Esta fina armadura de trama, “no mucho” en términos de la clase de acción a la que estamos cada vez más sometidos en el cine,

se transforma en una estructura profunda alrededor de la cual Varda pinta un retrato vívido y atrapante de la textura de la vida

diaria en la Francia moderna. A través de la gama de personas que la heroína de Varda, Mona, se encuentra en las últimas pocas

semanas de vida (gente de todas las clases: desde trabajadores extranjeros a antiguas familias de campesinos; desde mujeres y

hombres profesionales a vendedores, trabajadores de la construcción y camioneros; desde jóvenes en camino de empresarios a

marginales sociales de tordas las edades), y a través de la variedad de lugares a los que conduce el viaje de Mona (desde las

viviendas de inmigrantes árabes a una granja de cabras llevada adelante por jóvenes que dejaron la universidad; desde una

mansión abandonada del siglo XVII vuelta lugar de reunión por hippies drogones a una conferencia profesional en un rico hotel

suburbano), aprendemos una lección documental sobre la sociedad contemporánea mientras reflexionamos sobre nosotros y las

posturas culturales y subjetivas que nos moldean.

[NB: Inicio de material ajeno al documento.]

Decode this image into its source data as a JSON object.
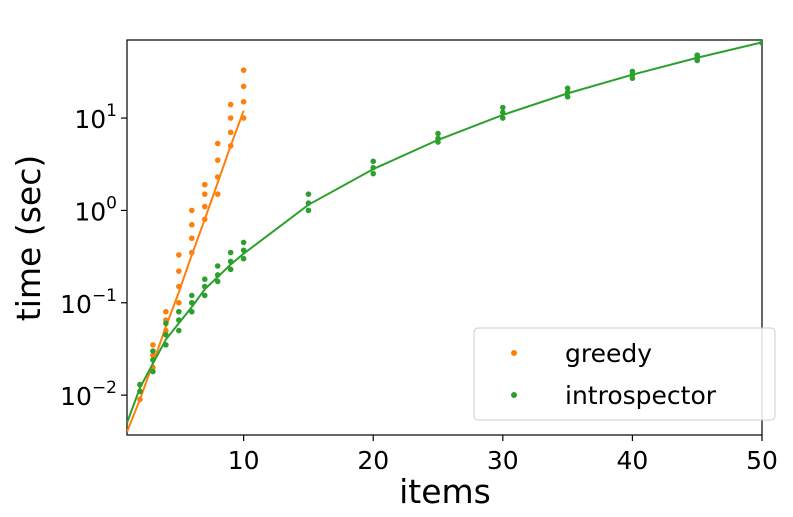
{
  "chart_data": {
    "type": "scatter",
    "xlabel": "items",
    "ylabel": "time (sec)",
    "xlim": [
      1,
      50
    ],
    "xticks": [
      10,
      20,
      30,
      40,
      50
    ],
    "ylim": [
      0.0037,
      70
    ],
    "yscale": "log",
    "yticks": [
      {
        "value": 0.01,
        "label": "10",
        "exponent": "−2"
      },
      {
        "value": 0.1,
        "label": "10",
        "exponent": "−1"
      },
      {
        "value": 1,
        "label": "10",
        "exponent": "0"
      },
      {
        "value": 10,
        "label": "10",
        "exponent": "1"
      }
    ],
    "legend": "lower right",
    "series": [
      {
        "name": "greedy",
        "color": "#ff7f0e",
        "x": [
          2,
          2,
          2,
          3,
          3,
          3,
          4,
          4,
          4,
          5,
          5,
          5,
          5,
          6,
          6,
          6,
          6,
          7,
          7,
          7,
          7,
          8,
          8,
          8,
          8,
          9,
          9,
          9,
          9,
          10,
          10,
          10,
          10
        ],
        "values": [
          0.009,
          0.011,
          0.013,
          0.02,
          0.027,
          0.035,
          0.05,
          0.065,
          0.08,
          0.1,
          0.15,
          0.22,
          0.33,
          0.35,
          0.5,
          0.7,
          1.0,
          0.8,
          1.1,
          1.5,
          1.9,
          1.5,
          2.3,
          3.5,
          5.3,
          5,
          7,
          10,
          14,
          10,
          15,
          22,
          33
        ],
        "fit": {
          "x": [
            1,
            2,
            3,
            4,
            5,
            6,
            7,
            8,
            9,
            10
          ],
          "values": [
            0.004,
            0.009,
            0.022,
            0.055,
            0.13,
            0.33,
            0.8,
            2,
            5,
            12
          ]
        }
      },
      {
        "name": "introspector",
        "color": "#2ca02c",
        "x": [
          2,
          2,
          3,
          3,
          3,
          4,
          4,
          4,
          5,
          5,
          5,
          6,
          6,
          6,
          7,
          7,
          7,
          8,
          8,
          8,
          9,
          9,
          9,
          10,
          10,
          10,
          15,
          15,
          15,
          20,
          20,
          20,
          25,
          25,
          25,
          30,
          30,
          30,
          35,
          35,
          35,
          40,
          40,
          40,
          45,
          45,
          45,
          50,
          50
        ],
        "values": [
          0.011,
          0.013,
          0.018,
          0.024,
          0.03,
          0.035,
          0.045,
          0.06,
          0.05,
          0.065,
          0.08,
          0.08,
          0.1,
          0.12,
          0.12,
          0.15,
          0.18,
          0.17,
          0.2,
          0.25,
          0.23,
          0.28,
          0.35,
          0.3,
          0.37,
          0.45,
          1.0,
          1.2,
          1.5,
          2.5,
          2.9,
          3.4,
          5.5,
          6,
          6.8,
          10,
          11.5,
          13,
          17,
          19,
          21,
          27,
          29.5,
          32,
          42,
          45,
          48,
          65,
          70
        ],
        "fit": {
          "x": [
            1,
            2,
            3,
            4,
            5,
            6,
            7,
            8,
            9,
            10,
            15,
            20,
            25,
            30,
            35,
            40,
            45,
            50
          ],
          "values": [
            0.005,
            0.012,
            0.022,
            0.04,
            0.06,
            0.09,
            0.14,
            0.19,
            0.26,
            0.34,
            1.15,
            2.8,
            5.8,
            10.8,
            18.5,
            29.5,
            45,
            66
          ]
        }
      }
    ]
  }
}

Pero Varda no se contenta con simplemente presentarnos un mundo digerido. Directamente relacionada con la atención específica

al detalle local en cada uno de los encuentros de Mona está la demanda implícita de nuestras opiniones como espectadores. Y, a

través de la brillante mezcla de documental y ficción de Varda, nuestros propios pensamientos y sugestiones parecen ser tratados

como si nosotros también fuéramos participantes del mundo de Mona. (Esta estrategia de entretejer eventos y lugares “reales” con

ficciones construidas tanto a nivel de personajes como de trama ha sido el trabajo central desde su primer film, La Pointe Courte

(1954) que literalmente inauguró la Nueva Ola Francesa antecediendo las obras de Jean-Luc Godard Sin aliento y Los 400 golpes

de François Truffaut -ambas de 1959- por varios años.) Cada “testigo” que recuerda a Mona tiene una historia que contar, pero la

línea entre los verdaderos franceses y los actores interpretando personajes es siempre ambigua. Mona misma está basada en una

joven vagabunda a quien Varda conoció en la ruta (quien incluso tiene un pequeño rol en la película), mientras muchas de las

experiencias de Mona son evidencia de la maestría inventiva de Varda. Aunque Varda es siempre consciente del precario equilibrio

entre hecho y ficción en un medio que solo puede existir por virtud de la imaginación del espectador. Desde su voz en off dirigida al

espectador (que establece los parámetros para investigar la vida de Mona) a la afirmación de su mano escritora en los créditos al

inicio del film (Cinécrit par Agnès Varda), la directora deja claro que mientras que lo que vemos parece realidad, nuestro

compromiso con la obra requiere, como en todo trabajo artístico, nuestra capacidad imaginativa y nuestro respeto. Y mientras el

largometraje tiene la casual cualidad de película documental de viaje o de un retrato apenas esbozado, nos provee de muchas

oportunidades para la reflexión. Por esta razón, en este film complejo, inquietante e inexplicable hay momentos de pura gracia,

deslumbrantes e inesperados instantes de lo sublime que hace que Sin techo ni ley, más que una invitación cínica a la

automarginación, sea una celebración whitmaniana de lo humano.